The machine learning methods used for NLP are the similar one which you know already from the previous study of basics (kNN, Decision Tree, Random Forest) or they are quite extensive to implement them from scratch. The same it is with n-grams and textual document models, so what to do then:

You will not most likely implement word2vec, but what you can implement simply is bag-of-words or with little bit more effort is possible to implement tf-idf.
This code is also accessible in NLTK library where you can take a look and for instance, find that tf-idf is implemented with smoothing.
With n-grams when you implement it (see my post Computing text conditional entropy with uni- and bi-grams in R and Python) you can play further and calculate pointwise mutual information and find the collocations and associations between words with that.

I will return to this topic whenever I have more experience to share, but if you will search you will definitely find similar sources about other topics of your interests such as Big Data, Visualization, Statistics, etc.

čtvrtek 23. března 2017

Luxury of the study compare to the work

On the way back from work to home, I just realized the luxury which I have during the study. I don't need to deliver a final and functional product I am not tight up with deadlines and budget. I am not technology locked up based on customers decision.

I can switch the technologies as I need and wish. I can play with them, experiment with them. Commit the output to versioning control repository or not. Freely publish the data, code, share the ideas on the blog and finally write it all on paper wrap it up by conference or magazines template and publish.

And when I realized it I want to share my approach with my last two publications, because they are connected and it would be end-to-end process description with two publications and several Github repositories as output.

One picture is better than 1000 words so let's imagine the following situation about what I have done during last year:

Další informace »

neděle 19. března 2017

Continuous and discrete time series visualized together

The second publication for Gigascience is nearly finished and the deadline for third publication is approaching really quickly so I needed to start with data analysis. Because I had just a few ideas about how to analyze experiment data I asked the colleague from University about advice and sent her data. It was a few months ago.
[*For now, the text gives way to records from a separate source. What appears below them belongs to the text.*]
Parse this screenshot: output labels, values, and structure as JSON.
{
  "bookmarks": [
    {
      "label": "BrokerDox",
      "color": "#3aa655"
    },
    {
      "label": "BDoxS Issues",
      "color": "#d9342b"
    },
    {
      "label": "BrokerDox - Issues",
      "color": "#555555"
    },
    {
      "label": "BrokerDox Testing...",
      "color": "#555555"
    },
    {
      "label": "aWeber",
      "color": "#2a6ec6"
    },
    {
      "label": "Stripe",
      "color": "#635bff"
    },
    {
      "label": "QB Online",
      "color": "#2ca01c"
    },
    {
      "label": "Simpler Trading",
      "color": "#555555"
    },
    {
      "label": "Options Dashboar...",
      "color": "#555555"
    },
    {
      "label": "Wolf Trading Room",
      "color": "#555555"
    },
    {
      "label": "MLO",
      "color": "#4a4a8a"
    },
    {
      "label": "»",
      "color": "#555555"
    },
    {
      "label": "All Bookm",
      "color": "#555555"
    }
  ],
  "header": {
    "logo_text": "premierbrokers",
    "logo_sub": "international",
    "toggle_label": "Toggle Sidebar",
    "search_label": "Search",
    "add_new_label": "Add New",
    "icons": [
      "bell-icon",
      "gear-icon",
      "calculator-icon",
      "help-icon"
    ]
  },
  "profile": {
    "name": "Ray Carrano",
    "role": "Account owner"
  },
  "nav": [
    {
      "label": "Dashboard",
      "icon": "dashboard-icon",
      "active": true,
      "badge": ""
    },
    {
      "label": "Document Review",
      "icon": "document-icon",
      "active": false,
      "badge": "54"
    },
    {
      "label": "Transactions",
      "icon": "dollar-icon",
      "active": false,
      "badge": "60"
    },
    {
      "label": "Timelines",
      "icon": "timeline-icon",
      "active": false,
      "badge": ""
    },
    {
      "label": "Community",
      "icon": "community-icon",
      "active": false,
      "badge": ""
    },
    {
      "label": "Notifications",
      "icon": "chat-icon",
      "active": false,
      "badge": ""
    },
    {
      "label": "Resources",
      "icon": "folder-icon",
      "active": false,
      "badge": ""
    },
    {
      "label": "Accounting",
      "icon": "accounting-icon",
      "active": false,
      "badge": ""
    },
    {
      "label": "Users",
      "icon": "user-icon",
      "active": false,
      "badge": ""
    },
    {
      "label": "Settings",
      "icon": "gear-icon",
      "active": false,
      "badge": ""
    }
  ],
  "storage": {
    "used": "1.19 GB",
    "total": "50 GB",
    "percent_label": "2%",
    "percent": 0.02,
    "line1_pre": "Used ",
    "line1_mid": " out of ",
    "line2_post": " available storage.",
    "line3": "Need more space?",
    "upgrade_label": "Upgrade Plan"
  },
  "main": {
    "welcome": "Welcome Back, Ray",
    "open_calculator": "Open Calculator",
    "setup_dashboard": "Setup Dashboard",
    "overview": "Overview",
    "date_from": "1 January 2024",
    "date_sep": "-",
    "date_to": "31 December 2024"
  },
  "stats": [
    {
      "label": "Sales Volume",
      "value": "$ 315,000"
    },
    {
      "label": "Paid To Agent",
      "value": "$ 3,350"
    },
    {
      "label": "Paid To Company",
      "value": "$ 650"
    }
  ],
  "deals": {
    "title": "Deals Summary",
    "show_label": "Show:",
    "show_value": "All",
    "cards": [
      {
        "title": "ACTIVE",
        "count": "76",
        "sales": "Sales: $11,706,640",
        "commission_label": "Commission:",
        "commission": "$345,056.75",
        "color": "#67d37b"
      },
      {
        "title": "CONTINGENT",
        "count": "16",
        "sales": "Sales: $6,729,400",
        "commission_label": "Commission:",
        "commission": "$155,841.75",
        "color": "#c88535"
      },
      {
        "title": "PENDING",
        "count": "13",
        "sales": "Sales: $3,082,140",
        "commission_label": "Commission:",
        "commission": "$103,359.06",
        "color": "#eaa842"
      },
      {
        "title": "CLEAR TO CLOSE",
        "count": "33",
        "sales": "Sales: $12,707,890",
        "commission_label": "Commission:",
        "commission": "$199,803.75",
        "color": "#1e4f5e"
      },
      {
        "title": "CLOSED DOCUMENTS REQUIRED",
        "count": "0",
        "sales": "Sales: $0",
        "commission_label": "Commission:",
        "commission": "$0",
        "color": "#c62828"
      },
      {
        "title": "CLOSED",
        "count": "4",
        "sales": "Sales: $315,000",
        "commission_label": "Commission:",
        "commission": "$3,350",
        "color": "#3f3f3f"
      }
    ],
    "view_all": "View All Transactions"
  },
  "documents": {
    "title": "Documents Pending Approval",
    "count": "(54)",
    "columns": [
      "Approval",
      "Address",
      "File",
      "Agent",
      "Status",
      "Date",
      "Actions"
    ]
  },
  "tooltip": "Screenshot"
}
Recently I got back from her the ideas and notes and also the recommendation for the book about time series analysis. As usual, it's good to start with several visualizations and from simple things to complex. So, I want to share some notes about it.

Data

As the output from two parts of the experiment were recorded two pairs of datasets for:

Experiment #1 with Fitbit Charge HR

1029 tweets with average of 20.56 tweets per day,
411 799 records of HR with frequency of 6 - 7 records per minute

Experiment #2 with Peak Basis

1017 tweets with average of 20.32 tweets per day,
69 909 records of HR with frequency of 1 record per minute

All the tweets are just a records of sentiment and they are evaluated by hashtags #p for positive and #n for negative sentiment by experiment participant. As a part of publication, the sentiment will be extracted via machine learning methods and compared to human evaluation.

Visualization

I took data from experiment #1 since there are more records of HR and did following data wrangling:

Tweets respectively evaluated sentiment needs to be extended to not represent just a point in time, but the whole window. For this, we need to define "breaking point" between two consecutive going sentiments. It's simply in the middle. This is visualized in the following figure as the gray line with the dots on it where positive sentiment = 150 of HR bpm and negative sentiment = 0 of HR bpm (scale adjustment was done, otherwise sentiment is represented by +1 and -1). Dot's here representing true records, the line is an extrapolation to the time window.
Heart rate is drawn with another gray line representing rapid changes over time. I have applied to it simple moving average (SMA) method to get a much smoother line for further analysis. And also cut this SMA line by extrapolated windows of sentiment where the red part represents negative sentiment and blue part positive sentiment.

Here is the result:

It looks really promising, but that's all so far. I have few ideas how to continue, but since this is a part of my third publication I will publish it first and then link the publication itself and also complete code on Github. Sharing this was just about the idea how to start with the visualization of continuous and discrete time series together.